For most people in this country, riding a horse is an act of recreation, not transportation. Riding a horse is a choice, not a necessity. I’ve ridden a horse maybe five times in my life. Didn’t care for it. Many times, however, I rode Granddad’s mule, a rough ride without a saddle, but I’ve never had to depend on a horse to get from point A to point B. I never had to worry about feeding a horse nor worry about tying up a horse like they did in the old westerns. I park and get out.
Back in the wild, Wild West, a gunslinger would swing off his mount, throw the reins around a post, and saunter into the saloon for a shot of whiskey. Soon, gunshots rang out and someone would throw a bad guy out a window. Well, no worries about the horse bolting and running. It was hitched. Going nowhere.
Over the last month, two book events brought our equestrian past to light. In Laurens, South Carolina, I came across a hitching post right by Highway 76. That post, slender but stout, had rust running down it from where an iron ring impaled it. That the post existed surprised me. Some folks decided to save this old hitching post, and for that I thank them. Seeing it made me imagine a dusty trail, no powerlines, no asphalt. No noisy engines. No fumes save currents of air off fresh road apples. No gas stations and no sharing the road with tanker trucks.
I was in Laurens, by the way to speak about the surprises you see along the back roads. And there I found a surprise by a busy modern highway, a hitching post from the old days.
Thanks to an invitation from Bob Blair, another book event took me to the Coleman-Feaster-Mobley Reunion in the vicinity of Blair and Shelton, South Carolina. A lot of history lives there. Old homes, old churches, and an old school. In front of the old Feasterville Female and Male Academy (circa 1840) stands a stone column with lichens upon it. Chiseled into it is Col 44. Translation: It’s 44 miles from this upright stone marker to Columbia. How natural and simple compared to the giant road signs we see along the interstates.

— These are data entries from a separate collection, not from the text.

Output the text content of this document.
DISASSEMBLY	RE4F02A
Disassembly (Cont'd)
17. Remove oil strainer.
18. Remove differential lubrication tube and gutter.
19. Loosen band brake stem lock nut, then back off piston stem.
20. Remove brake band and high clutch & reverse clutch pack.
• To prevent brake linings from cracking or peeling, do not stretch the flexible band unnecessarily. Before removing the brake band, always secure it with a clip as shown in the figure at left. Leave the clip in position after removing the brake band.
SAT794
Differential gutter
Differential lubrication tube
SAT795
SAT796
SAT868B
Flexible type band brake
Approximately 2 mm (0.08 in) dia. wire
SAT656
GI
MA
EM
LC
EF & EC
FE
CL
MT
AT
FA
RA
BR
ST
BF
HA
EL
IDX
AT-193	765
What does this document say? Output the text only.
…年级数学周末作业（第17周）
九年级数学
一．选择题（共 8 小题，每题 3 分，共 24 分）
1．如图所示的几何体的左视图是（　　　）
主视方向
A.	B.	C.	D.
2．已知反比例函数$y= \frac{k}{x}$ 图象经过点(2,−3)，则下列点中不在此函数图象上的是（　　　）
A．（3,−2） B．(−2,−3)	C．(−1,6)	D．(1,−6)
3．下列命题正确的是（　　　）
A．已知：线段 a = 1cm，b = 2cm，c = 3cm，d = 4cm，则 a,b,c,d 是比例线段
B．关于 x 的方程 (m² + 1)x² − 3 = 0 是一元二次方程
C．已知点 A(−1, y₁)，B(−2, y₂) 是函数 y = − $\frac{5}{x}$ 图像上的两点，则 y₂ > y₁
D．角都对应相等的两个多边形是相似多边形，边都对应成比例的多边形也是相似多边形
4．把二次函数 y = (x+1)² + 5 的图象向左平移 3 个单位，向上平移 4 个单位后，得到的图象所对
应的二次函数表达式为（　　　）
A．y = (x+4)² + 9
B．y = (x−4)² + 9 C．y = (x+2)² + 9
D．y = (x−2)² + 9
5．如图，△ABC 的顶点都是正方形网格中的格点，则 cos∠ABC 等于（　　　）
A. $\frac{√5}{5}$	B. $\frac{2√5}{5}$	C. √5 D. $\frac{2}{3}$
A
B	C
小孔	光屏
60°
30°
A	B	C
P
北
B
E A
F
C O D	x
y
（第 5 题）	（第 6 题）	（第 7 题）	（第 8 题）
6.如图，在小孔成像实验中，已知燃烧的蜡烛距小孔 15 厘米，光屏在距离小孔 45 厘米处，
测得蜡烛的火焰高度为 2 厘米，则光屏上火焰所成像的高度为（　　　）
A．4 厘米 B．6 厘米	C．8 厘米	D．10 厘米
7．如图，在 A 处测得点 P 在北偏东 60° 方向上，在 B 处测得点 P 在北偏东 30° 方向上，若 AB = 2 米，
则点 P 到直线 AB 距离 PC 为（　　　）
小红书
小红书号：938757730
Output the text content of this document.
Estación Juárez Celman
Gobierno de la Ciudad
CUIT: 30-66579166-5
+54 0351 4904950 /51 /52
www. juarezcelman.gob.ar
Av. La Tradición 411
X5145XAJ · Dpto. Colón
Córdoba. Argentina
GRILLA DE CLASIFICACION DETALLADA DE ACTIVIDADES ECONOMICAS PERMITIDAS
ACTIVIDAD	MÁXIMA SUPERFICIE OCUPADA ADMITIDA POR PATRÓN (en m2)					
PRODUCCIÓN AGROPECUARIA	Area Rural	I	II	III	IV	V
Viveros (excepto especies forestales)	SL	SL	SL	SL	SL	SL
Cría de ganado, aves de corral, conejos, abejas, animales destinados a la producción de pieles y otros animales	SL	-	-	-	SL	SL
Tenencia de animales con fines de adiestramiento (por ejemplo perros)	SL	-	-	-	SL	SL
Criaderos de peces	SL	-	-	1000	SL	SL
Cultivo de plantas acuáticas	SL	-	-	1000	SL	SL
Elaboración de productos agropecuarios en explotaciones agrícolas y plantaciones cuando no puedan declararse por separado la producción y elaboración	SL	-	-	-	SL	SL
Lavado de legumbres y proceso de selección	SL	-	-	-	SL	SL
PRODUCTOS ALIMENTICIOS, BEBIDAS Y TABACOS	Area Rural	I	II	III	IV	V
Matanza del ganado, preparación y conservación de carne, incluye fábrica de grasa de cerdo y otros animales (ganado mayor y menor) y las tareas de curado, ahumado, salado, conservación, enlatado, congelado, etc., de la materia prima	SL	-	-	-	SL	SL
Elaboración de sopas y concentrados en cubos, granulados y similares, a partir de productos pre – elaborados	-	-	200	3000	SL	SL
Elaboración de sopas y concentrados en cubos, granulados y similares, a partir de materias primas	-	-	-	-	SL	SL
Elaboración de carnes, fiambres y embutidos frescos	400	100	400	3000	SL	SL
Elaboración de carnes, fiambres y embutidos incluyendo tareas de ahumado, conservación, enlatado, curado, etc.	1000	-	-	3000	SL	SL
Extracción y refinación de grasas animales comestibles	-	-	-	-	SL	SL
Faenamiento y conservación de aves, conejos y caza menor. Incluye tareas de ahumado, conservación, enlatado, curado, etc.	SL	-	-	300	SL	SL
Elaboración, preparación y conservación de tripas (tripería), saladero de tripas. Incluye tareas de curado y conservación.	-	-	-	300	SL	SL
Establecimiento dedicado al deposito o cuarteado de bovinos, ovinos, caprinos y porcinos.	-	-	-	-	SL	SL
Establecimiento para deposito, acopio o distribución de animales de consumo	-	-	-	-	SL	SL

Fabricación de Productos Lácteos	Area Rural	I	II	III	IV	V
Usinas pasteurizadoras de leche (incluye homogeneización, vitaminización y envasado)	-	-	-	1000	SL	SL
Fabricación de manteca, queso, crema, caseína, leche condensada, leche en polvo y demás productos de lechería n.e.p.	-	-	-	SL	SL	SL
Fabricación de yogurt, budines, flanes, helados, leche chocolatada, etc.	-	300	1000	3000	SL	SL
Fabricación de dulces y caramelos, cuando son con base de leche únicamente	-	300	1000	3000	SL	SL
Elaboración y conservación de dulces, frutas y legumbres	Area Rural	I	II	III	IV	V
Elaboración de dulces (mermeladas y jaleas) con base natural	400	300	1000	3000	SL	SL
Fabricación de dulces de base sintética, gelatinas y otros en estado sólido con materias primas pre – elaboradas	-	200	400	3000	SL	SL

Rocks endure, and so stone artifacts of how folks used to travel remain. In McCormick you’ll see stones embedded in the earth near a rail track. These flat stones served as steps from the steam-driven iron horses to the site of the original Keturah Hotel. In some forgotten ruins of an old plantation in Edgefield County you’ll see a block of stone women used to step from into horse-drawn carriages and stagecoaches. Imagine a lady raising here hoop skirt to enter the coach. Like a scene from a movie.
What strikes me about these stone relics of times before cars is their quaint character. Quarried from the earth, they needed no lights, no paint, no plastic. They didn’t tower over the land because horseback riders traveled close by. Riders weren’t miles away on a four-lane highway. Situated by a trail, the words didn’t have to be monstrously big. I’ll wager that nearby cool spring water slaked travelers’ thirst and the occasional fruit tree provided sustenance. I’ll wager, too, that yesteryear’s horseback riders were nowhere as obese as today’s fast-food interstate travelers are.
Yeah, things change and a lot of folks say the good old days weren’t that good. I get it, and I’m not about to trade my car for a horse, but I sure appreciate the quaint and simple way things worked back then. People sitting in saddles, carriages, and stagecoaches saw the land up close, and they saw it before bulldozers and asphalt brought blight to it. And, besides, what they say is true. You can’t miss what you never had. Horses worked just fine until that Ford fellow came along.